Random Parameter Sampling of a Generic Three-Tier MAPK Cascade Model Reveals Major Factors Affecting Its Versatile Dynamics

The mitogen-activated protein kinase (MAPK) pathway is considered to be a central block in many biological signaling networks. Despite the common core cascade structure, the activation of MAPK in different biological systems can exhibit different types of dynamic behaviors. Computer modeling may help to reveal the mechanisms underlying such variations. However, so far most computational models of the MAPK cascade have been system-specific, or to reflect a particular type among the wide spectrum of possible dynamics. To obtain a general and integrated view of the relationship between the dynamics of MAPK activation and the structures and parameters of the MAPK cascade, we constructed a generic model by comparing previous models covering different specific biological systems. We assumed that reliable qualitative results could be predicted through a qualitative model with pseudo parameters. We used randomly sampled parameters instead of a specific set of “best-fit” parameters to avoid biases towards any particular systems. A range of dynamics behaviors for MAPK activation, including ultrasensitivity, bistability, transient activation and oscillation, were successfully predicted by the generic model. The results indicated that the steady state dynamics (ultrasensitivity and bistability) was jointly determined by the three-tiered structure of the MAPK cascade and the competitive substrate binding in the dual-phosphorylation processes of the central components, while the temporal dynamics (transient activation and oscillation) was mainly affected by the upstream signaling pathway and feedbacks. Moreover, MAPK kinase (MAPKK) played more important roles than the other two components in determining the dynamics of MAPK activation. We hypothesize that this is an important and advantageous property for the regulation and for the functional diversity of MAPK pathways in real cells. Finally, to assist developing generic models for signaling motifs through model comparisons, we proposed a reaction-based database to make the model data more flexible and interoperable.

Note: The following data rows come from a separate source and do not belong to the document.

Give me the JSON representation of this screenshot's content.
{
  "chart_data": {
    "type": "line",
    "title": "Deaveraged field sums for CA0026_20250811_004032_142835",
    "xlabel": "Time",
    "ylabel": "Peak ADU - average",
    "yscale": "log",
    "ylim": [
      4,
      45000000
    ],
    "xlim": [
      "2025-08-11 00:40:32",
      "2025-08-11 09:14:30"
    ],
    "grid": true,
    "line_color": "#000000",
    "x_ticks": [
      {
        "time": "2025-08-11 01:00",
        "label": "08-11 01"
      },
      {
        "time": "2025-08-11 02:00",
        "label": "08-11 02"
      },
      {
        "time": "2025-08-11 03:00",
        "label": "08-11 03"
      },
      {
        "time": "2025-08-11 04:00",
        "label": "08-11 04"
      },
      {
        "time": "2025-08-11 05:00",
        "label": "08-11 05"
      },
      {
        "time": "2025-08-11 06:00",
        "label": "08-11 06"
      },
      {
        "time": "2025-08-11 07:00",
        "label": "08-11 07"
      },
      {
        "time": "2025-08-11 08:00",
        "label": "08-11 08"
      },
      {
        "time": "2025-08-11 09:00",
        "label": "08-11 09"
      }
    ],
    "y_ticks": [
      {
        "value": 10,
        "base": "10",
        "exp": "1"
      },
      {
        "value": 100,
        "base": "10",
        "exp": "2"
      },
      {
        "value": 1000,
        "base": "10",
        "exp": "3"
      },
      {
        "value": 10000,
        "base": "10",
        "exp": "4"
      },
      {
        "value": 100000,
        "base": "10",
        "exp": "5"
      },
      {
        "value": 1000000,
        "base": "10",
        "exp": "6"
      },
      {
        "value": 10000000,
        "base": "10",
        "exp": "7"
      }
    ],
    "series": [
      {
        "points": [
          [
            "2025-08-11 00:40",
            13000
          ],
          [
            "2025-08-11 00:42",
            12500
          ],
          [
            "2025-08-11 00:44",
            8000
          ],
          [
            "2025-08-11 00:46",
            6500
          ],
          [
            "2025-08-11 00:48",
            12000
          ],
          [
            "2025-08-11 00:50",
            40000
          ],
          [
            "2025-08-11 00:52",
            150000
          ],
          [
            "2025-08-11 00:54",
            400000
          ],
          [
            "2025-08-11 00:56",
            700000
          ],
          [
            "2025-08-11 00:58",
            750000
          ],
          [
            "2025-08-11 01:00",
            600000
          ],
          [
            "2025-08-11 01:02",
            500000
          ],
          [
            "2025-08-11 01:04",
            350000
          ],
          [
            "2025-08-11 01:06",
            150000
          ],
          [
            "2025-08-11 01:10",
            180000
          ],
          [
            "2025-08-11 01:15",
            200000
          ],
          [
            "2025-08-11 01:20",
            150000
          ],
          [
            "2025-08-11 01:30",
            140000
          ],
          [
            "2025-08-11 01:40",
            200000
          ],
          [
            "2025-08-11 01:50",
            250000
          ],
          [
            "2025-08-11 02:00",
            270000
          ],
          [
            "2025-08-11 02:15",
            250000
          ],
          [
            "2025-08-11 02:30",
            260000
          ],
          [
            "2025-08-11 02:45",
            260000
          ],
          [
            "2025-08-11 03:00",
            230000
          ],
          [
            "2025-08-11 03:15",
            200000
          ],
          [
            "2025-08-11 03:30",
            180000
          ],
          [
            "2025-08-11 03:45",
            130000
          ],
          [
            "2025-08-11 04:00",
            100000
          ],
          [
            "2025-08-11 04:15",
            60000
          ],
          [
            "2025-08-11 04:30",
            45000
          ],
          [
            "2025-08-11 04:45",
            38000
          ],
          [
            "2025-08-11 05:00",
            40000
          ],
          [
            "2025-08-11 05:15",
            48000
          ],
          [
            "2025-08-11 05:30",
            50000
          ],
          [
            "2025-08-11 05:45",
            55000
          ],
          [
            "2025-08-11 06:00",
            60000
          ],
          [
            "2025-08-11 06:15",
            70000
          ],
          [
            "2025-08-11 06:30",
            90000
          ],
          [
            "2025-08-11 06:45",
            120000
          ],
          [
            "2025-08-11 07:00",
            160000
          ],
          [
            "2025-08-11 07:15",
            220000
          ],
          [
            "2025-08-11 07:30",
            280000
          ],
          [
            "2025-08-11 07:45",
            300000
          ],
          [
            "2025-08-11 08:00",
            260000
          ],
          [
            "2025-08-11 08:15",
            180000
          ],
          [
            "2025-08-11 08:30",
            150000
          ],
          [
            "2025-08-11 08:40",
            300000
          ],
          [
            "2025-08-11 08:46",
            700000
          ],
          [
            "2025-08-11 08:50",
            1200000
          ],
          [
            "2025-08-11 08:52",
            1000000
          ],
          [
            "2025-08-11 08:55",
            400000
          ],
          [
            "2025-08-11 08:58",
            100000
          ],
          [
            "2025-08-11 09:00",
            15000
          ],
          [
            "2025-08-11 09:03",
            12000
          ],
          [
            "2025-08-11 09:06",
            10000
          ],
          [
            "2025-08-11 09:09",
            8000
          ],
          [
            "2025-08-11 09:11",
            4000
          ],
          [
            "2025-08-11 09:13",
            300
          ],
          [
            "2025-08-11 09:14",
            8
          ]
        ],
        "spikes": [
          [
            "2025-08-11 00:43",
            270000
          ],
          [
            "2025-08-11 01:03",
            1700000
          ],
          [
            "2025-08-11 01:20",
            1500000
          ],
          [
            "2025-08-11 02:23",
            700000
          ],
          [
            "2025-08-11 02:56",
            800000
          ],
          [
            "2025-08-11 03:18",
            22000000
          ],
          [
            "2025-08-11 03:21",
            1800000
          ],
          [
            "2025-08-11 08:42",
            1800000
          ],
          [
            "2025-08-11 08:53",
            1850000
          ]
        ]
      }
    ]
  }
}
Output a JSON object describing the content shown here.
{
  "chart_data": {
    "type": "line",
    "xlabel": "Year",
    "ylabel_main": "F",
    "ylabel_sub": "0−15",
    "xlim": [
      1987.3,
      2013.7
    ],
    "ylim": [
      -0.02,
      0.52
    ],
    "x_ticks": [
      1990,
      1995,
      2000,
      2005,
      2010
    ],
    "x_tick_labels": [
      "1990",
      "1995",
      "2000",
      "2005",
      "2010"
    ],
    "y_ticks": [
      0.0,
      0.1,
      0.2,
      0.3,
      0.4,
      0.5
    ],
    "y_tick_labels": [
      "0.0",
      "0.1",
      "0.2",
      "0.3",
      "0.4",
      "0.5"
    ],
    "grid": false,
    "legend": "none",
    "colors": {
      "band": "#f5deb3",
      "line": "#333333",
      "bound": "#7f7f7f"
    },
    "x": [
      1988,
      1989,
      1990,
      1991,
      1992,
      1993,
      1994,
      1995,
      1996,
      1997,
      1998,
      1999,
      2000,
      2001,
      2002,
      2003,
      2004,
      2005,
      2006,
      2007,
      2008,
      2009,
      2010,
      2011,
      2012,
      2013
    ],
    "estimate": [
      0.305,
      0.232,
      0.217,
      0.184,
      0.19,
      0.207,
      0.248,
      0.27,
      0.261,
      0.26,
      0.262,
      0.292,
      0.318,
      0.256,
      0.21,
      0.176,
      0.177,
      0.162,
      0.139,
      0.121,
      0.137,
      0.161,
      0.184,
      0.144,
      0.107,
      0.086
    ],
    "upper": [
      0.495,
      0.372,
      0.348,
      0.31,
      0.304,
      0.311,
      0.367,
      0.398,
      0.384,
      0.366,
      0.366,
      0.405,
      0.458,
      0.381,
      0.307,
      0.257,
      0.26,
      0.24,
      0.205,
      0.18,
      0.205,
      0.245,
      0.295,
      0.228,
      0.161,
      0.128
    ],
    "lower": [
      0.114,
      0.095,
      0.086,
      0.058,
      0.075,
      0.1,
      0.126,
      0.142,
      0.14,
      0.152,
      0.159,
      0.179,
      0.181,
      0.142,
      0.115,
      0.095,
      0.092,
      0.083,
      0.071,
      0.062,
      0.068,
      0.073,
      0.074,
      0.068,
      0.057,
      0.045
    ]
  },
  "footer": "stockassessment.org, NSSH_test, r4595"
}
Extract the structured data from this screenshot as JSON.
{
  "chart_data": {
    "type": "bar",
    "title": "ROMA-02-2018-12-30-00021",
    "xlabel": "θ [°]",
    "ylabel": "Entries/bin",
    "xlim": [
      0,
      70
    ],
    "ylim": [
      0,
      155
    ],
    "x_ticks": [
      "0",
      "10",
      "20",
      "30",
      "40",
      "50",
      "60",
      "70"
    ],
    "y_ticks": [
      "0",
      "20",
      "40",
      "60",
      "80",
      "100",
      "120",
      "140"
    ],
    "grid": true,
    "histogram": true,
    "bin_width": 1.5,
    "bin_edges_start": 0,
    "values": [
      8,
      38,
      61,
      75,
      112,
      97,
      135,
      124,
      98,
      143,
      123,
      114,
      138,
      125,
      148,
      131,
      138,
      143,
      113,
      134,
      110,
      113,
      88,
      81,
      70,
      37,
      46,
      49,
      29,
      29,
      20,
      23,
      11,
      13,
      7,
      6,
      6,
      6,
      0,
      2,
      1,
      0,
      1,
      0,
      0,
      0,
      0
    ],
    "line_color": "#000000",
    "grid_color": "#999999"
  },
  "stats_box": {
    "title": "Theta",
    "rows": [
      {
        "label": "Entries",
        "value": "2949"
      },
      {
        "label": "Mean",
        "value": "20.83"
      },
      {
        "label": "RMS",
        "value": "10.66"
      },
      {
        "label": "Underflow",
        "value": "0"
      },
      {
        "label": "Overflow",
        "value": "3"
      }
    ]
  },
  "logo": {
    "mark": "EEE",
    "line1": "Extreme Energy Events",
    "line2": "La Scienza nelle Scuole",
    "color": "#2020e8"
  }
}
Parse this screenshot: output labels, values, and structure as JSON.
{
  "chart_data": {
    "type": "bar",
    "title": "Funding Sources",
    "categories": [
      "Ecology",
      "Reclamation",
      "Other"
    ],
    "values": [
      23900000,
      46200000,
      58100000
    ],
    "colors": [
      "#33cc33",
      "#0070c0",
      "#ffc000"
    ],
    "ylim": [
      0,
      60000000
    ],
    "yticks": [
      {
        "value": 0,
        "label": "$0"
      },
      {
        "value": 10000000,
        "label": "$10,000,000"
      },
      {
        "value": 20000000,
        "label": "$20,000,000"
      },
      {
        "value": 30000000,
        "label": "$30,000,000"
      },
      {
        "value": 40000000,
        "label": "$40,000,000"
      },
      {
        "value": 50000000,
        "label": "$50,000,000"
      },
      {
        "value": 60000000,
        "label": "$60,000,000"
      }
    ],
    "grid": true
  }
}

丝裂原活化蛋白激酶（mitogen-activated protein kinase, MAPK）通路被视为众多生物信号网络中的核心枢纽模块。尽管这类通路普遍拥有保守的核心级联结构，但不同生物系统中MAPK的激活过程却可表现出多样的动态行为特征。计算机建模有助于揭示这类差异背后的分子机制。然而迄今为止，绝大多数针对MAPK级联反应的计算模型均为系统特异性模型，或是仅能反映广泛潜在动态谱中的某一类特定行为。为了全面且整合地理解MAPK激活动态与MAPK级联反应结构及参数之间的关联，本研究通过比对不同特定生物系统的已有模型，构建了一个通用化模型。本研究假设，使用伪参数构建的定性模型即可预测可靠的定性结果。为避免偏向特定系统，研究中采用随机采样得到的参数集，而非特定的“最优拟合”参数集。该通用模型成功预测了MAPK激活的多种动态行为，包括超敏性、双稳态、瞬时激活与振荡现象。研究结果显示，稳态动态（超敏性与双稳态）由MAPK级联的三级结构与核心组分双重磷酸化过程中的底物竞争性结合共同决定，而时序动态（瞬时激活与振荡）则主要受上游信号通路及反馈调控的影响。此外，MAPK激酶（MAPKK）相较于另外两个组分发挥了更为关键的作用。本研究推测，这一特性对于真实细胞中MAPK通路的调控及功能多样性而言，是一项重要且具备优势的特征。最后，为助力通过模型比对构建信号基序的通用模型，本研究提出了一个基于反应的数据库，以提升模型数据的灵活性与互操作性。